The course connects medical students with families in inner-city neighborhoods, helping students learn how structural racism results from policies that have created segregated, substandard living conditions.
And last summer, under a project overseen by the Department of Surgery, Mike Lamb, director of surgical education, led three Jacobs School medical students in participatory research, while Taylor worked with another medical student on housing and the neighborhood. Taylor says the participatory research project gave students an opportunity to understand the significance of involving the community in research, while his project allowed the student to grasp the importance of housing and its effect on health. All of the medical students gained new skills in demographic data and spatial analysis.
“If median household income is around $11,000 a year and you’re paying more than half of it on rent, the stress of having to make ends meet and worrying am I going to have to move unleashes these stressors, especially in single-parent families, and that links us back to the extraordinarily high infant mortality rate and low birth weight babies in these communities,” says Taylor, who has already engaged planning students in the work through the architecture school’s practice-based studios and as research assistants in the Center for Urban Studies.
By conducting research on these issues, Taylor adds, students get to see how neighborhood conditions on the ground contribute to health outcomes, and grasp the importance of involving residents in the quest to forge strategies to improve their communities and take control of their health. Scholarship funding is available to help students in architecture and planning become involved in these research activities. (Contact Taylor at htaylor@buffalo.edu for more information.)
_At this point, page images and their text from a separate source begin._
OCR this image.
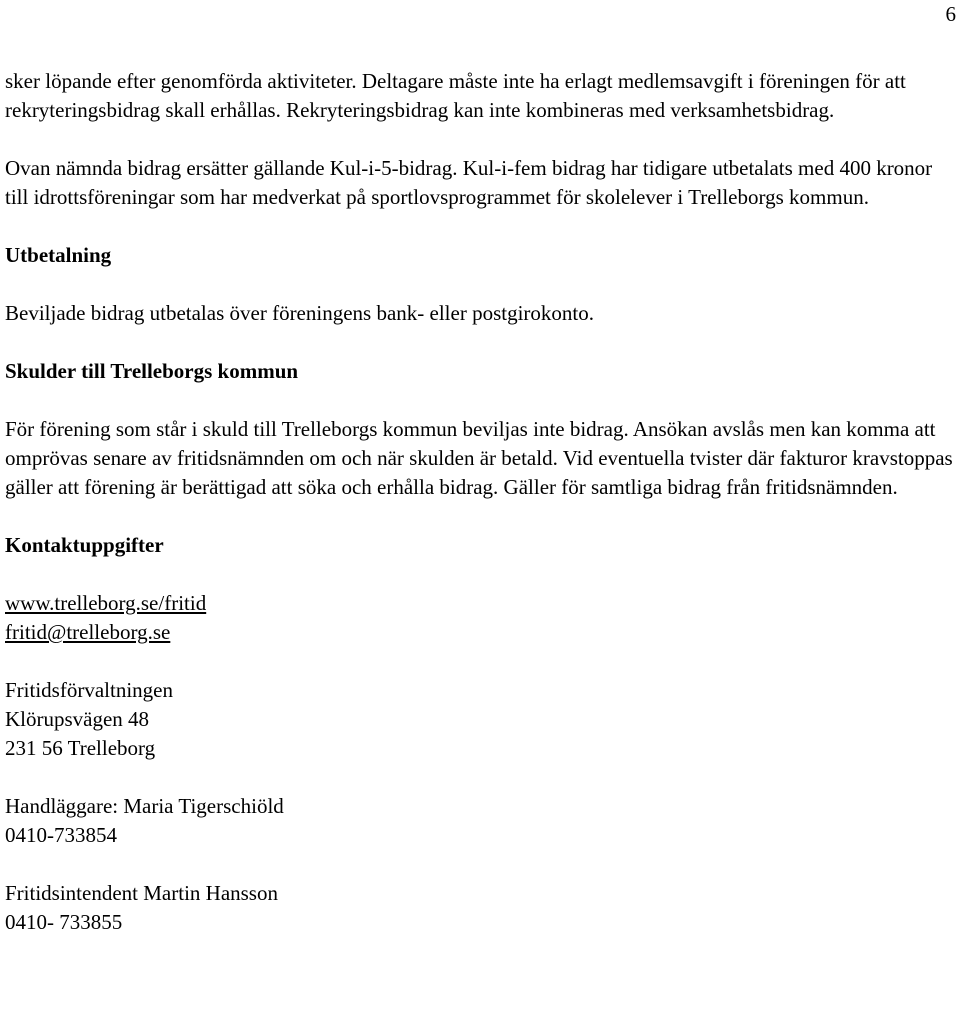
6

sker löpande efter genomförda aktiviteter. Deltagare måste inte ha erlagt medlemsavgift i föreningen för att rekryteringsbidrag skall erhållas. Rekryteringsbidrag kan inte kombineras med verksamhetsbidrag.

Ovan nämnda bidrag ersätter gällande Kul-i-5-bidrag. Kul-i-fem bidrag har tidigare utbetalats med 400 kronor till idrottsföreningar som har medverkat på sportlovsprogrammet för skolelever i Trelleborgs kommun.

Utbetalning

Beviljade bidrag utbetalas över föreningens bank- eller postgirokonto.

Skulder till Trelleborgs kommun

För förening som står i skuld till Trelleborgs kommun beviljas inte bidrag. Ansökan avslås men kan komma att omprövas senare av fritidsnämnden om och när skulden är betald. Vid eventuella tvister där fakturor kravstoppas gäller att förening är berättigad att söka och erhålla bidrag. Gäller för samtliga bidrag från fritidsnämnden.

Kontaktuppgifter

www.trelleborg.se/fritid
fritid@trelleborg.se
Fritidsförvaltningen
Klörupsvägen 48
231 56 Trelleborg
Handläggare: Maria Tigerschiöld
0410-733854
Fritidsintendent Martin Hansson
0410- 733855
Murphy explains that training the next generation of researchers at the graduate and postdoctoral level is a major focus of the $21.7 million Clinical and Translational Science Award that UB received from the National Institutes of Health last year. A key goal of moving the center into the institute is to train the next generation of researchers in multiple fields who can look at housing and urban planning and understand how they affect health outcomes so they can work to improve them.
“If you do not transform the neighborhoods where people live, you will be very limited in being able to make any change,” Taylor stresses.
One project Taylor points to with obvious pride is what used to be an empty lot that he and his students from the Center for Urban Studies began transforming about 15 years ago. The lot was across from Futures Academy, also known as PS 37 Marva J. Daniel Futures Prep, an elementary/junior high school on Buffalo’s East Side
“The idea with that project was to demonstrate that we have the capacity and the power to change the environment that we’re in,” Taylor says. “How could we tell the kids in that school that education will change their lives when you can’t even change their environment? So we found a way to completely transform it.”
Now, due to their efforts, that empty lot is a welcoming park with a whimsical entry sign, benches and a vegetable garden, and an abandoned building on the site has been demolished.
“That’s what we want to do,” Taylor concludes. “Our story is not one of doom and gloom; it’s one of hope and possibility.”
And, Taylor and Murphy note, it’s a story that’s happening because of UB’s strong support.
“If it wasn’t for the enthusiastic support of the president and the provost, we wouldn’t be having this conversation,” Taylor says. “It’s a demonstration of the commitment on the part of the university that says the health issues among African Americans are an urgent question. We are aligning our forces on this campus to play a significant role in partnership with the African American community to do something about it.”